Spatially averaged quantities (a) $⟨A⟩$, (b) $⟨B⟩$, (c) $⟨\Omega ⟩$, and (d) $⟨\left|\mathbf{v}\right|⟩$ from simulations with (1) fixed concentration, (2) fixed flux, (3) mixed boundary condition $\left({\beta }_c=1,{\beta }_f=0.2\right)$, (4) mixed boundary condition $\left({\beta }_c=1,{\beta }_f=3\right)$, and (5) mixed boundary condition $\left({\beta }_c=1,{\beta }_f=9\right)$. The insets depict early variation of the Var of the fields with time. Crosses, squares, etc., distinguish the line rather than indicate data points.

Figure 4

(Color online) Vertically averaged quantities (a) ${⟨A⟩}_z-⟨A⟩$, (b) ${⟨B⟩}_z$, (c) ${⟨\Omega ⟩}_z$, and (d) ${⟨\left|\mathbf{v}\right|⟩}_z$ for the standard parameter values with a fixed flux oxygen boundary condition at the upper surface (FFBC). The plots on the left are for 0–1000 nondimensional time units, and on the right for 0–100 nondimensional time units.

Figure 5

(Color online) Variation of the dominant wavenumbers with time. (a) the wavenumber with the greatest growth rate, $k_{\text{max}}$, (b) the maximum amplitude of the power spectrum, (c) power spectrum (left) and power spectrum normalized with respect to its maximum at each time (right).

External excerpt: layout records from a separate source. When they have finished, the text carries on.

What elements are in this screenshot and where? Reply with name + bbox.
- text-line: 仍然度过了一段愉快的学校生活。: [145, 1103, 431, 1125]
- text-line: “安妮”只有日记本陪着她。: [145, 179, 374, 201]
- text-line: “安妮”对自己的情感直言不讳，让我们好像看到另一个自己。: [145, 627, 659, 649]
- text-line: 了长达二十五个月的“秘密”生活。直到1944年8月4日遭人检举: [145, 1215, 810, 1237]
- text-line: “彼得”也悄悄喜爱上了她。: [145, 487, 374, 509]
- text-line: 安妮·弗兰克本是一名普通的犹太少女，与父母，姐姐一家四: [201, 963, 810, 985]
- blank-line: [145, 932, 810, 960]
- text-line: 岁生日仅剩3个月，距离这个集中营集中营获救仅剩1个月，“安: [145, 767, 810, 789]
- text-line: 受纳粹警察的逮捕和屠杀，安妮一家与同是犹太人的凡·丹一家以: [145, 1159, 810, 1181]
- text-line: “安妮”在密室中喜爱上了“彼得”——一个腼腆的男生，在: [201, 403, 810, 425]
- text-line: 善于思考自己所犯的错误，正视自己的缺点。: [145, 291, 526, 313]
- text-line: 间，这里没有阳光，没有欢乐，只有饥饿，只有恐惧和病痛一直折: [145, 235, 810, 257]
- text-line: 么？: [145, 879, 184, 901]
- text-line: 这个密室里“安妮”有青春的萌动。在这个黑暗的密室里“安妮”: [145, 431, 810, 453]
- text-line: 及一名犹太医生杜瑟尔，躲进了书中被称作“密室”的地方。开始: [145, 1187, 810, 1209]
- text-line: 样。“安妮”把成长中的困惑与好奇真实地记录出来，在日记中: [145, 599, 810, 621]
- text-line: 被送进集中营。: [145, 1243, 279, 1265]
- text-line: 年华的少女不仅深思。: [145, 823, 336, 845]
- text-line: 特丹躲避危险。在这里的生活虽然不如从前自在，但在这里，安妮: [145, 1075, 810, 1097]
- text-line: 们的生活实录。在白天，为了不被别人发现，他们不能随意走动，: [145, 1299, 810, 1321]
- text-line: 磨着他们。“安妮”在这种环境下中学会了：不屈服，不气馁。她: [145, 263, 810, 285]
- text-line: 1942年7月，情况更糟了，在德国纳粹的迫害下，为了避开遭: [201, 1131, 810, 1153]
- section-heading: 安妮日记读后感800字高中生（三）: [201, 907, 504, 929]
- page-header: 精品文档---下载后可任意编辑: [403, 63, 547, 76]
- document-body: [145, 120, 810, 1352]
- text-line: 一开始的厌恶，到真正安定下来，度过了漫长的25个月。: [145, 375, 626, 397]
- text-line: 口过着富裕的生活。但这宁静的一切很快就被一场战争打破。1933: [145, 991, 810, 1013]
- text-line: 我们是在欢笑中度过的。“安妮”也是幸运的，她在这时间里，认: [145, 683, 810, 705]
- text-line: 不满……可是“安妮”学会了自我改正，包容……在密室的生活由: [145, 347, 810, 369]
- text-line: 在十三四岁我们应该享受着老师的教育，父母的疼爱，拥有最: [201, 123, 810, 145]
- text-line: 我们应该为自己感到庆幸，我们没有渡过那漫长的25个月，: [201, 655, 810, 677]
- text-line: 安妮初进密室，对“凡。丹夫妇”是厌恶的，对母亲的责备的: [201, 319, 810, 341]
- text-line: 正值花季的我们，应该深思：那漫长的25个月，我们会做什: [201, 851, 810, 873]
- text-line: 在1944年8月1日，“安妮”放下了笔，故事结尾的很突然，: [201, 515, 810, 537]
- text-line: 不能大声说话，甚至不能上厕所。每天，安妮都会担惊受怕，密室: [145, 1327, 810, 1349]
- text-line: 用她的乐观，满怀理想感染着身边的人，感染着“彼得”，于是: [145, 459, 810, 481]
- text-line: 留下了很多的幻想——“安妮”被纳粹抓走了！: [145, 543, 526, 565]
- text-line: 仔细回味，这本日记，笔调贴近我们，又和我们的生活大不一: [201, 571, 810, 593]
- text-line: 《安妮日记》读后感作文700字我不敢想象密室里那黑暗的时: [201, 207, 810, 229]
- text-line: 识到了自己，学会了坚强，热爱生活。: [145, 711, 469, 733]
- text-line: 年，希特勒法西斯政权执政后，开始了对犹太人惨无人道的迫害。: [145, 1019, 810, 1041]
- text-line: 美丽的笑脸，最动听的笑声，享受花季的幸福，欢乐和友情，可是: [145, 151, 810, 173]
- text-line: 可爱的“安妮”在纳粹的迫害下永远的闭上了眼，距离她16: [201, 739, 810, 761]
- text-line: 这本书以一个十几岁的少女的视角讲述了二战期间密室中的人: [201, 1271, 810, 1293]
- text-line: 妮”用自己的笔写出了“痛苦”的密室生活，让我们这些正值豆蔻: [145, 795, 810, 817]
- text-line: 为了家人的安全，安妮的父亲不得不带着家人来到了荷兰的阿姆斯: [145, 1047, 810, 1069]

The normalized power spectrum is represented only for times at which its maximum is larger than ${10}^{-5}$. (a) and (b) are for standard parameter values with boundary conditions (1–5) as for Fig. 3, and (c) is for standard parameter values with a fixed flux oxygen boundary condition (FFBC).

Figure 6

(Color online) Plume interaction and annihilation for the standard parameter values with a fixed flux oxygen boundary condition at the upper surface (FFBC). Snapshots are presented at nondimensional times of 120, 130 and 140. The images portray a plume merging event.

Figure 7

(Color online) Results for standard parameter values with a fixed oxygen concentration upper boundary condition (FCBC). (a) and (b) are the vertically averaged quantities ${⟨A⟩}_z-⟨A⟩$, ${⟨B⟩}_z$, for early and long times, and (c) are snapshots of $A-⟨A⟩$ (top) and $B$ (bottom) at a time of 120 nondimensional units, with velocity superimposed. These images clearly indicate the horizontal asymmetry of cells.

Figure 8

(Color online) Snapshots of plume development for $⟨B⟩$ for the standard parameter values with mixed boundary conditions $\left({\beta }_c=1,{\beta }_f=3\right)$ at nondimensional times of 19 and 1000.

Figure 9

(Color online) ${⟨B⟩}_z$ from simulations varying Rayleigh number with mixed boundary conditions $\left({\beta }_c=1,{\beta }_f=3\right)$. Standard parameter values: $R=1.73$ (left), ${10}^{-1}$ (center), and ${10}^{-2}$ (right). $R\le 5\times {10}^{-4}=R_c$ provides no pattern.

Figure 10

(Color online) Plumes developing in a strong shear flow arising in a deep layer of fluid, $d=35$ (70 collocation points in the $z$ direction), for the standard parameter values with mixed boundary conditions $\left({\beta }_c=1,{\beta }_f=3\right)$. The snapshot of ${⟨B⟩}_z$ is presented at a nondimensional time of 1000.

Figure 11

$K_e$ vs $P_e$ for FFBC, FCBC, and a mixed boundary condition $\left({\beta }_c=1,{\beta }_f=3\right)$.